Devenir propriétaire à Rennes avec un salaire de 2 310 € n’est pas simple. Le prix moyen au mètre carré dépasse 3 800 € dans les quartiers qu’elle vise. Pour un T3 de 55 m², il faudrait débourser plus de 200 000 €. Devenir propriétaire avec un seul salaire reste un défi pour beaucoup de Français dans sa situation.
Stéphanie n’a aucun crédit en cours. Pas de prêt auto, pas de crédit conso. « J’ai vu mes parents galérer avec les crédits. Je préfère attendre et payer comptant, même si ça prend du temps. »
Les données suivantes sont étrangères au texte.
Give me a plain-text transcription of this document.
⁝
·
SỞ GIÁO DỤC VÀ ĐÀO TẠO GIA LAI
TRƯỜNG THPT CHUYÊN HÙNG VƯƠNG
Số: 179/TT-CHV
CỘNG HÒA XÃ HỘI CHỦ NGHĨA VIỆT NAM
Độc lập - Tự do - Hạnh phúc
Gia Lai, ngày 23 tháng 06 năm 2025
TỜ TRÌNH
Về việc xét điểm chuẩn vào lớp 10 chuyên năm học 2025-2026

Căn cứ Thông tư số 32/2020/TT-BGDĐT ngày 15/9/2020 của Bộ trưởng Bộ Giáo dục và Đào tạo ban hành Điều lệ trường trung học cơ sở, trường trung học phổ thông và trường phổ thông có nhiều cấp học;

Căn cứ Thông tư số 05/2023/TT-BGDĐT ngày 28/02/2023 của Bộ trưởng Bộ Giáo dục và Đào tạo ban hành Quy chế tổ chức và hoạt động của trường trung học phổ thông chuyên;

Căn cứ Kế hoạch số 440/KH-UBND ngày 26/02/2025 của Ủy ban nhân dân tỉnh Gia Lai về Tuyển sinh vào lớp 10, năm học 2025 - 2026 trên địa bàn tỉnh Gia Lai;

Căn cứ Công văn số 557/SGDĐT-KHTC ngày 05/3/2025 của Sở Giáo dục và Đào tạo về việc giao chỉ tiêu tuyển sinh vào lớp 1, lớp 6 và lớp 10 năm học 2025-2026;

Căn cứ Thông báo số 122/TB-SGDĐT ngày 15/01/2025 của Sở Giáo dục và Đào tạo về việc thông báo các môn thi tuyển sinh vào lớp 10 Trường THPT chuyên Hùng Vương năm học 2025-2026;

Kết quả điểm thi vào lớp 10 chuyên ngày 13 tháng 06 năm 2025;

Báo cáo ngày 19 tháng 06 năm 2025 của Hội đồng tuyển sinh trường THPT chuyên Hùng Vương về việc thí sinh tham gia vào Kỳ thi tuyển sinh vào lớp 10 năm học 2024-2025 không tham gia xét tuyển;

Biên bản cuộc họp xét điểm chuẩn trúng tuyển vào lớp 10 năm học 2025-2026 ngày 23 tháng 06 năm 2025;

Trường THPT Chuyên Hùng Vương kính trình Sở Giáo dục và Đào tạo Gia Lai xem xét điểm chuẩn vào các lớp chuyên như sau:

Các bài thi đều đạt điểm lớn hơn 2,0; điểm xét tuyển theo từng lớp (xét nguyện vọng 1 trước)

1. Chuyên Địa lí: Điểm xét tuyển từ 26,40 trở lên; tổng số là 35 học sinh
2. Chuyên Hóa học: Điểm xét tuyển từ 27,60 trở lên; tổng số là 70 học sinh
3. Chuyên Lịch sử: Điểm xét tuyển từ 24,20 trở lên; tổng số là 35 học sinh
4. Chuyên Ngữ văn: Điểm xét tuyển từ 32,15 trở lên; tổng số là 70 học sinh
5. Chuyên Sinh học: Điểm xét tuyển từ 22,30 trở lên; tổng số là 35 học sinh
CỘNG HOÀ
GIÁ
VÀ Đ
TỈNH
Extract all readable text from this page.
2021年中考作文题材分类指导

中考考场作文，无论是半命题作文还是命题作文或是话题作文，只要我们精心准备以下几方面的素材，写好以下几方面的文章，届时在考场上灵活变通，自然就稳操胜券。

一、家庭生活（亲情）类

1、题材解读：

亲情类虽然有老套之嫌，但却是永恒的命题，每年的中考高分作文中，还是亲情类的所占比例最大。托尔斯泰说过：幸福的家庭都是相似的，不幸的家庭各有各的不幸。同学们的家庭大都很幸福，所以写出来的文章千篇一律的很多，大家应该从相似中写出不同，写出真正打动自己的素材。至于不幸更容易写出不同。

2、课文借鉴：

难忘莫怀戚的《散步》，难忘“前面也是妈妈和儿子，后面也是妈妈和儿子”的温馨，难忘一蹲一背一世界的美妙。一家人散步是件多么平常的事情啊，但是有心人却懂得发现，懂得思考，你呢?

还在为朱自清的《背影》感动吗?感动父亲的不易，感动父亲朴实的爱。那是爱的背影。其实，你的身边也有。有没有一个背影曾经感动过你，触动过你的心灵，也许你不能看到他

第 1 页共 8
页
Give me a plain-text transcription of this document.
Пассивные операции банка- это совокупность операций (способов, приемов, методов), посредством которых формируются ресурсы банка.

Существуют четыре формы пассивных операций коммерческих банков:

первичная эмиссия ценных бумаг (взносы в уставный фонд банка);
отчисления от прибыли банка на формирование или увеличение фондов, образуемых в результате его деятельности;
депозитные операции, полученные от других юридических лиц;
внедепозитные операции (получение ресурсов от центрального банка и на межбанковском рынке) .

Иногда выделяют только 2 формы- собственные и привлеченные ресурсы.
Son poste « dons et abonnements caritatifs » est un détail que peu de budgets mentionnent : 15 € par mois pour une association de protection du patrimoine breton. Un petit montant, mais constant depuis quatre ans.
Au final, Stéphanie met de côté environ 17 % de ses revenus totaux. Un taux supérieur à la moyenne française, qui tourne autour de 14 % selon les données de l’INSEE. Le secret tient en deux mots : pas de voiture. Ce choix lui fait économiser entre 300 et 400 € par mois par rapport à un profil comparable — un gardien de la paix à Rennes avec un salaire proche consacre à lui seul 280 € à son véhicule.
« Je ne me prive pas, mais je fais des choix. Pas de voiture, pas de crédit, peu de fast fashion. En échange, je mange bien, je sors, et je mets de côté pour mon futur appart. » Le salaire médian en France s’établit à 2 091 € nets mensuels. Avec ses 2 310 €, Stéphanie se situe 10 % au-dessus. Une position confortable sur le papier, mais qui ne l’empêche pas de compter chaque poste à l’euro près.